Joann G. Elmore, MD, MPH, of the UCLA Fielding School of Public Health, discusses previous studies that show wide variability in cancer diagnoses, the uncertainties introduced by computer-aided detection tools, and new research on artificial intelligence and machine learning that may lead to more consistent and accurate diagnoses and prognoses, potentially improving treatment (Abstract SY01-03).
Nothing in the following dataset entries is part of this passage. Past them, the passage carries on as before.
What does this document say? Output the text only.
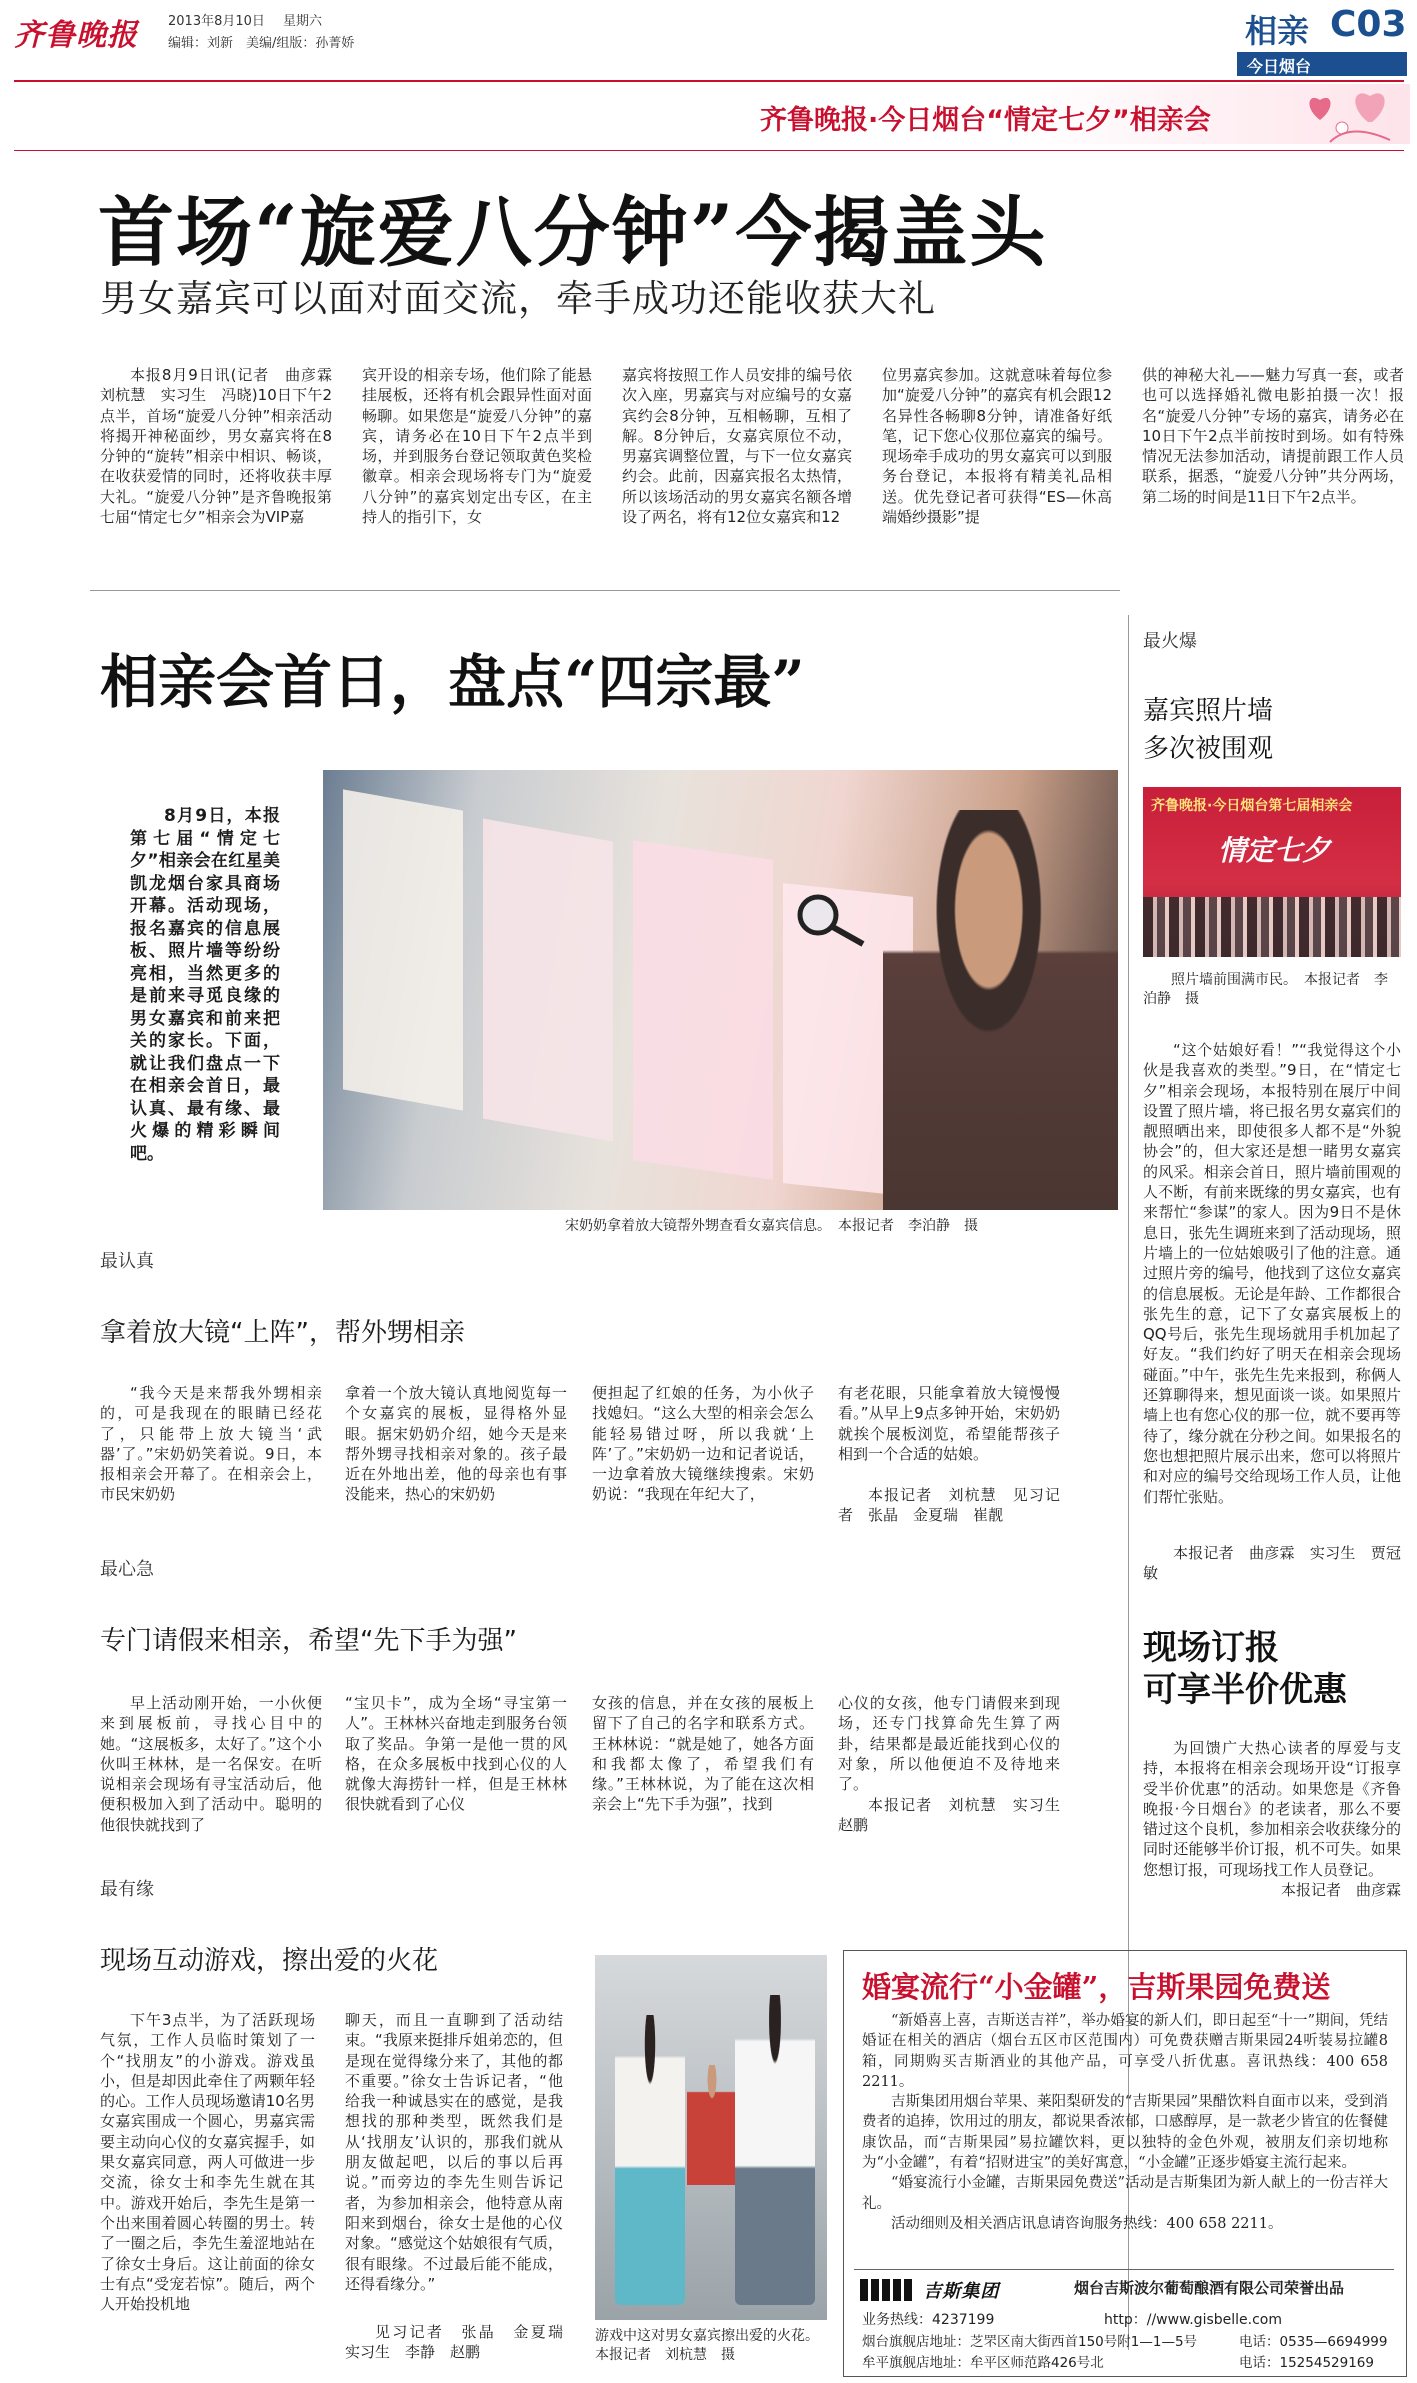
齐鲁晚报 2013年8月10日 星期六
编辑：刘新　美编/组版：孙菁娇	相亲 C03
今日烟台
齐鲁晚报·今日烟台“情定七夕”相亲会
首场“旋爱八分钟”今揭盖头
男女嘉宾可以面对面交流，牵手成功还能收获大礼

本报8月9日讯(记者　曲彦霖　刘杭慧　实习生　冯晓)10日下午2点半，首场“旋爱八分钟”相亲活动将揭开神秘面纱，男女嘉宾将在8分钟的“旋转”相亲中相识、畅谈，在收获爱情的同时，还将收获丰厚大礼。“旋爱八分钟”是齐鲁晚报第七届“情定七夕”相亲会为VIP嘉

宾开设的相亲专场，他们除了能悬挂展板，还将有机会跟异性面对面畅聊。如果您是“旋爱八分钟”的嘉宾，请务必在10日下午2点半到场，并到服务台登记领取黄色奖检徽章。相亲会现场将专门为“旋爱八分钟”的嘉宾划定出专区，在主持人的指引下，女

嘉宾将按照工作人员安排的编号依次入座，男嘉宾与对应编号的女嘉宾约会8分钟，互相畅聊，互相了解。8分钟后，女嘉宾原位不动，男嘉宾调整位置，与下一位女嘉宾约会。此前，因嘉宾报名太热情，所以该场活动的男女嘉宾名额各增设了两名，将有12位女嘉宾和12

位男嘉宾参加。这就意味着每位参加“旋爱八分钟”的嘉宾有机会跟12名异性各畅聊8分钟，请准备好纸笔，记下您心仪那位嘉宾的编号。现场牵手成功的男女嘉宾可以到服务台登记，本报将有精美礼品相送。优先登记者可获得“ES—休高端婚纱摄影”提

供的神秘大礼——魅力写真一套，或者也可以选择婚礼微电影拍摄一次！报名“旋爱八分钟”专场的嘉宾，请务必在10日下午2点半前按时到场。如有特殊情况无法参加活动，请提前跟工作人员联系，据悉，“旋爱八分钟”共分两场，第二场的时间是11日下午2点半。

相亲会首日，盘点“四宗最”

8月9日，本报第七届“情定七夕”相亲会在红星美凯龙烟台家具商场开幕。活动现场，报名嘉宾的信息展板、照片墙等纷纷亮相，当然更多的是前来寻觅良缘的男女嘉宾和前来把关的家长。下面，就让我们盘点一下在相亲会首日，最认真、最有缘、最火爆的精彩瞬间吧。

宋奶奶拿着放大镜帮外甥查看女嘉宾信息。　本报记者　李泊静　摄
最认真
拿着放大镜“上阵”，帮外甥相亲

“我今天是来帮我外甥相亲的，可是我现在的眼睛已经花了，只能带上放大镜当‘武器’了。”宋奶奶笑着说。9日，本报相亲会开幕了。在相亲会上，市民宋奶奶

拿着一个放大镜认真地阅览每一个女嘉宾的展板，显得格外显眼。据宋奶奶介绍，她今天是来帮外甥寻找相亲对象的。孩子最近在外地出差，他的母亲也有事没能来，热心的宋奶奶

便担起了红娘的任务，为小伙子找媳妇。“这么大型的相亲会怎么能轻易错过呀，所以我就‘上阵’了。”宋奶奶一边和记者说话，一边拿着放大镜继续搜索。宋奶奶说：“我现在年纪大了，

有老花眼，只能拿着放大镜慢慢看。”从早上9点多钟开始，宋奶奶就挨个展板浏览，希望能帮孩子相到一个合适的姑娘。

本报记者　刘杭慧　见习记者　张晶　金夏瑞　崔靓

最心急
专门请假来相亲，希望“先下手为强”

早上活动刚开始，一小伙便来到展板前，寻找心目中的她。“这展板多，太好了。”这个小伙叫王林林，是一名保安。在听说相亲会现场有寻宝活动后，他便积极加入到了活动中。聪明的他很快就找到了

“宝贝卡”，成为全场“寻宝第一人”。王林林兴奋地走到服务台领取了奖品。争第一是他一贯的风格，在众多展板中找到心仪的人就像大海捞针一样，但是王林林很快就看到了心仪

女孩的信息，并在女孩的展板上留下了自己的名字和联系方式。王林林说：“就是她了，她各方面和我都太像了，希望我们有缘。”王林林说，为了能在这次相亲会上“先下手为强”，找到

心仪的女孩，他专门请假来到现场，还专门找算命先生算了两卦，结果都是最近能找到心仪的对象，所以他便迫不及待地来了。

本报记者　刘杭慧　实习生　赵鹏

最有缘
现场互动游戏，擦出爱的火花

下午3点半，为了活跃现场气氛，工作人员临时策划了一个“找朋友”的小游戏。游戏虽小，但是却因此牵住了两颗年轻的心。工作人员现场邀请10名男女嘉宾围成一个圆心，男嘉宾需要主动向心仪的女嘉宾握手，如果女嘉宾同意，两人可做进一步交流，徐女士和李先生就在其中。游戏开始后，李先生是第一个出来围着圆心转圈的男士。转了一圈之后，李先生羞涩地站在了徐女士身后。这让前面的徐女士有点“受宠若惊”。随后，两个人开始投机地

聊天，而且一直聊到了活动结束。“我原来挺排斥姐弟恋的，但是现在觉得缘分来了，其他的都不重要。”徐女士告诉记者，“他给我一种诚恳实在的感觉，是我想找的那种类型，既然我们是从‘找朋友’认识的，那我们就从朋友做起吧，以后的事以后再说。”而旁边的李先生则告诉记者，为参加相亲会，他特意从南阳来到烟台，徐女士是他的心仪对象。“感觉这个姑娘很有气质，很有眼缘。不过最后能不能成，还得看缘分。”

见习记者　张晶　金夏瑞　实习生　李静　赵鹏

游戏中这对男女嘉宾擦出爱的火花。本报记者　刘杭慧　摄
最火爆
嘉宾照片墙
多次被围观
齐鲁晚报·今日烟台第七届相亲会
情定七夕
照片墙前围满市民。　本报记者　李泊静　摄

“这个姑娘好看！”“我觉得这个小伙是我喜欢的类型。”9日，在“情定七夕”相亲会现场，本报特别在展厅中间设置了照片墙，将已报名男女嘉宾们的靓照晒出来，即使很多人都不是“外貌协会”的，但大家还是想一睹男女嘉宾的风采。相亲会首日，照片墙前围观的人不断，有前来既缘的男女嘉宾，也有来帮忙“参谋”的家人。因为9日不是休息日，张先生调班来到了活动现场，照片墙上的一位姑娘吸引了他的注意。通过照片旁的编号，他找到了这位女嘉宾的信息展板。无论是年龄、工作都很合张先生的意，记下了女嘉宾展板上的QQ号后，张先生现场就用手机加起了好友。“我们约好了明天在相亲会现场碰面。”中午，张先生先来报到，称俩人还算聊得来，想见面谈一谈。如果照片墙上也有您心仪的那一位，就不要再等待了，缘分就在分秒之间。如果报名的您也想把照片展示出来，您可以将照片和对应的编号交给现场工作人员，让他们帮忙张贴。

本报记者　曲彦霖　实习生　贾冠敏

现场订报
可享半价优惠

为回馈广大热心读者的厚爱与支持，本报将在相亲会现场开设“订报享受半价优惠”的活动。如果您是《齐鲁晚报·今日烟台》的老读者，那么不要错过这个良机，参加相亲会收获缘分的同时还能够半价订报，机不可失。如果您想订报，可现场找工作人员登记。

本报记者　曲彦霖

婚宴流行“小金罐”，吉斯果园免费送

“新婚喜上喜，吉斯送吉祥”，举办婚宴的新人们，即日起至“十一”期间，凭结婚证在相关的酒店（烟台五区市区范围内）可免费获赠吉斯果园24听装易拉罐8箱，同期购买吉斯酒业的其他产品，可享受八折优惠。喜讯热线：400 658 2211。

吉斯集团用烟台苹果、莱阳梨研发的“吉斯果园”果醋饮料自面市以来，受到消费者的追捧，饮用过的朋友，都说果香浓郁，口感醇厚，是一款老少皆宜的佐餐健康饮品，而“吉斯果园”易拉罐饮料，更以独特的金色外观，被朋友们亲切地称为“小金罐”，有着“招财进宝”的美好寓意，“小金罐”正逐步婚宴主流行起来。

“婚宴流行小金罐，吉斯果园免费送”活动是吉斯集团为新人献上的一份吉祥大礼。

活动细则及相关酒店讯息请咨询服务热线：400 658 2211。

吉斯集团	烟台吉斯波尔葡萄酿酒有限公司荣誉出品
业务热线：4237199	http：//www.gisbelle.com
烟台旗舰店地址：芝罘区南大街西首150号附1—1—5号	电话：0535—6694999
牟平旗舰店地址：牟平区师范路426号北	电话：15254529169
Samra Turajlic, MBBS, PhD, of The Francis Crick Institute, discusses our limited understanding of metastases in terms of the timing of dissemination, the many metastatic phenotypes and varieties of seeding, as well as how the spread of cancer evades the immune system and resists treatment. Expanding this knowledge base is critical to better managing malignant disease.
Carey K. Anders, MD, of the Duke Cancer Center, discusses the ways in which treatment of brain metastases arising from solid tumors has moved into a new era of patient care and how the field may advance.
Lipika Goyal, MD, of Massachusetts General Hospital, discusses phase II results of the FOENIX-CCA2 trial, which explored the clinical benefit of futibatinib, an FGFR1–4 inhibitor, tested in patients with intrahepatic cholangiocarcinoma that harbored FGFR2 gene fusions or other rearrangements (Abstract CT010).
Jeanne Tie, MD, MBChB, of the Peter MacCallum Cancer Centre, discusses how to improve the current, somewhat imprecise, approach based on pathologic staging alone, used to select patients for adjuvant treatment. Circulating tumor DNA analysis after curative-intent treatment may detect minimal residual disease and might be used to predict recurrence and adjuvant treatment efficacy across multiple tumor types.